The other important area, especially in terms of sub-exome screening for mutations, is that these [xGen® Lockdown®] probes work phenomenally well with formalin-fixed samples, which are the norm in pathology. That is typically how tissue is preserved because most pathology in the past has revolved around protein and protein-based assays such as immunohistochemistry, and dipping the tissue in formalin and then fixing it in paraffin is just the way that things get done. It does horrible things to DNA and RNA—we know that—but those samples seem to still work really, really well with the IDT probes.

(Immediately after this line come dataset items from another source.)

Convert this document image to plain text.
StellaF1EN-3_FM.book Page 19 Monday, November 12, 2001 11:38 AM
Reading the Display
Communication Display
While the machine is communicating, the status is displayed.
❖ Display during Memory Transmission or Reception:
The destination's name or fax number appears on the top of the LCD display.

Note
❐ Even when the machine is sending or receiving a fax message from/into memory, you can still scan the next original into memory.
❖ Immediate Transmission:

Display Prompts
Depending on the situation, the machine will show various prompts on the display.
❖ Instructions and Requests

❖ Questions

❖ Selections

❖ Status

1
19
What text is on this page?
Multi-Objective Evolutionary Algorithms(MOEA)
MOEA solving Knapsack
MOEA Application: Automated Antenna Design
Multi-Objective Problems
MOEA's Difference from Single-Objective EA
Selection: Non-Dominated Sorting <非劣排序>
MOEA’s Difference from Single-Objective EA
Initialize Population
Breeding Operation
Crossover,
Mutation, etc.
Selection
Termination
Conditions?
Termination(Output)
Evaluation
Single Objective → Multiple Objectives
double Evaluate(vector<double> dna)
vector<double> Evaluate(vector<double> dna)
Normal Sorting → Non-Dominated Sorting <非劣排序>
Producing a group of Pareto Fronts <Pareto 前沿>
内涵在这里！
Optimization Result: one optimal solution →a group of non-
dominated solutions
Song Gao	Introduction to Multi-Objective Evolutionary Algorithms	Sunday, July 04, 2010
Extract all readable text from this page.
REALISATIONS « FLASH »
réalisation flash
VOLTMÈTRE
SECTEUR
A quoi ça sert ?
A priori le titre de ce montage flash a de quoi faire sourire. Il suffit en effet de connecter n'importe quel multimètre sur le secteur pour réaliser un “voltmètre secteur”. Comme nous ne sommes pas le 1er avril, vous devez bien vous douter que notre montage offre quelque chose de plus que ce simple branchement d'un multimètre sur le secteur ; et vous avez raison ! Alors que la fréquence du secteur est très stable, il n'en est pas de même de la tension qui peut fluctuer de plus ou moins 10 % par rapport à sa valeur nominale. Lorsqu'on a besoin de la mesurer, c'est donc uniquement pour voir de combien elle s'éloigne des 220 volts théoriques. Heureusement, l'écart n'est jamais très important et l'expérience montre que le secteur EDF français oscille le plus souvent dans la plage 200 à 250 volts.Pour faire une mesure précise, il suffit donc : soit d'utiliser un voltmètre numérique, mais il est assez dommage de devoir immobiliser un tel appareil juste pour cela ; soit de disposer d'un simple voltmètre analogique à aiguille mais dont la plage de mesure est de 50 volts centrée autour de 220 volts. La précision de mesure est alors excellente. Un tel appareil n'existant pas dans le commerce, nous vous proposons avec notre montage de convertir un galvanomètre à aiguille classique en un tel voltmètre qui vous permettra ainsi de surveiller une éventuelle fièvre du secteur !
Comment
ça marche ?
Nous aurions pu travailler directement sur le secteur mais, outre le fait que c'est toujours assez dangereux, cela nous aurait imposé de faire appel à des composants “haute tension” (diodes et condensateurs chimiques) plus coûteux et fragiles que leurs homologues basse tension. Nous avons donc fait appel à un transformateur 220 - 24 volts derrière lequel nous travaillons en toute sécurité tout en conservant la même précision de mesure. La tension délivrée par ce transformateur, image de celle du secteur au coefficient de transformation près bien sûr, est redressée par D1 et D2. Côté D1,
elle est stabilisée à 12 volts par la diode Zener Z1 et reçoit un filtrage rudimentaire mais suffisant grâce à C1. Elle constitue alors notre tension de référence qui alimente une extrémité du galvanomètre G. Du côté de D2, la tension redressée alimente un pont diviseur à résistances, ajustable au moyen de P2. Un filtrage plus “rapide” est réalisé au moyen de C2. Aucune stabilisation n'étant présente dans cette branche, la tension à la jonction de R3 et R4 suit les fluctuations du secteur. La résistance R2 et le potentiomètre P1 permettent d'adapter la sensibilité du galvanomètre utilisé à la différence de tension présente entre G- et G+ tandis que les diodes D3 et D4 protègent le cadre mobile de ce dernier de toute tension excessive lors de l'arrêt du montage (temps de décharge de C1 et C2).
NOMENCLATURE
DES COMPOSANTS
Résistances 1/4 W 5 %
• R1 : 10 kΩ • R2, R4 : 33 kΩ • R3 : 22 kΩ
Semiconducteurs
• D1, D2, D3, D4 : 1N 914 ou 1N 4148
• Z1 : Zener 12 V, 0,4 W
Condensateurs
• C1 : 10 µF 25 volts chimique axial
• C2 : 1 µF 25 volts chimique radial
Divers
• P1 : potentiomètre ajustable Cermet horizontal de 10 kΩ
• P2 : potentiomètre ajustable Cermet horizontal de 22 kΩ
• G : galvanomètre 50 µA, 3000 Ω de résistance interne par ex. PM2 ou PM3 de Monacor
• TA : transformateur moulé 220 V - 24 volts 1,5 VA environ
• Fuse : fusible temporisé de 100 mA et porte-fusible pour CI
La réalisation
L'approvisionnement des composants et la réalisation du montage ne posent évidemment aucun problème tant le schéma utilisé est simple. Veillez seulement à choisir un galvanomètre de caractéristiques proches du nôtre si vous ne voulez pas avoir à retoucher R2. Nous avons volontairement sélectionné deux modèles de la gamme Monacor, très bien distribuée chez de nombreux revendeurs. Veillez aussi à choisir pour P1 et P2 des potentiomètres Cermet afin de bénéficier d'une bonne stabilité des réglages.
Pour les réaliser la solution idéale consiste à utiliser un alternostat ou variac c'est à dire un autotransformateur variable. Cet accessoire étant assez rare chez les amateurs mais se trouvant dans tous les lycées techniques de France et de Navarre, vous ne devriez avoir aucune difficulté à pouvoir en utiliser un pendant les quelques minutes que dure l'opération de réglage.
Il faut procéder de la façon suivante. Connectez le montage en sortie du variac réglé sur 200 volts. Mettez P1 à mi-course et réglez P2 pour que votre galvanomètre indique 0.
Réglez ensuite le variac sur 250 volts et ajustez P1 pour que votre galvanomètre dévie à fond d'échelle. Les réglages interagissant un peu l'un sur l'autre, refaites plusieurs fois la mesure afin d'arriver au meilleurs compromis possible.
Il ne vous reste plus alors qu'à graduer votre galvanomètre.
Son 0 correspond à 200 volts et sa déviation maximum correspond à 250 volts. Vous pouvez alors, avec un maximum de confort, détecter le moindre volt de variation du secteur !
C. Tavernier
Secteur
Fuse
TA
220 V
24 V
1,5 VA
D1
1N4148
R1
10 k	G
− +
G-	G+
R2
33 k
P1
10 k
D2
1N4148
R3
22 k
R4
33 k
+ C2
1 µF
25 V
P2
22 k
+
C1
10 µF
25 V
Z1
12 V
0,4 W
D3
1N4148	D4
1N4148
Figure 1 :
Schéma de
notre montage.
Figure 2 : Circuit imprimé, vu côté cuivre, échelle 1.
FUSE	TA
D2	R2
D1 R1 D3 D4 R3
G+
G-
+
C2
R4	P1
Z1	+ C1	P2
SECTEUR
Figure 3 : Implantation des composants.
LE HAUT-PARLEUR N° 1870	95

“We continue to surprise ourselves with how well the IDT probes perform, even across regions that historically performed very poorly. With an exome capture reagent we are at the mercy of different probe efficiencies across a very large number of probes and across the exome and some probes just won’t work as well as others, notably in high GC regions, which unfortunately, occur in many of the first exons of genes that we care about. In such cases we always observe even and reproducible representation of those regions when we use the IDT probes for capture.”
—Dr Elaine Mardis
Do you use the IDT probes in combination with your regular exome capture reagents or as stand-alone probes?
We have used them in combination and we use them often as a stand-alone capture reagent, so the answer to your question is “both.” Most recently IDT synthesized some probes that correspond to a variety of long noncoding RNAs with which we supplemented a conventional exome reagent for target. That is another strength of the IDT probes—you can spike them into an exome capture reagent to augment the exome space and that works beautifully.
What do you do to relax or wind down when you’re not busy performing or supervising NGS?
Probably the best source of relaxation for me is doing Taekwondo, which I do early in the mornings. It puts me in the right frame of mind for the rest of the day. Other than that, I really don’t have time to do much else, which is a little embarrassing. If I am in a nice location and time permits, I also play golf. I have had the pleasure of golfing in a number of nice places this year; the number being two (Hawai’i and Kiawah Island, SC), but it’s better than zero, I guess. I like that in particular just because it is very relaxing for me to be outdoors and in a nice location, so that is a really great way to unwind.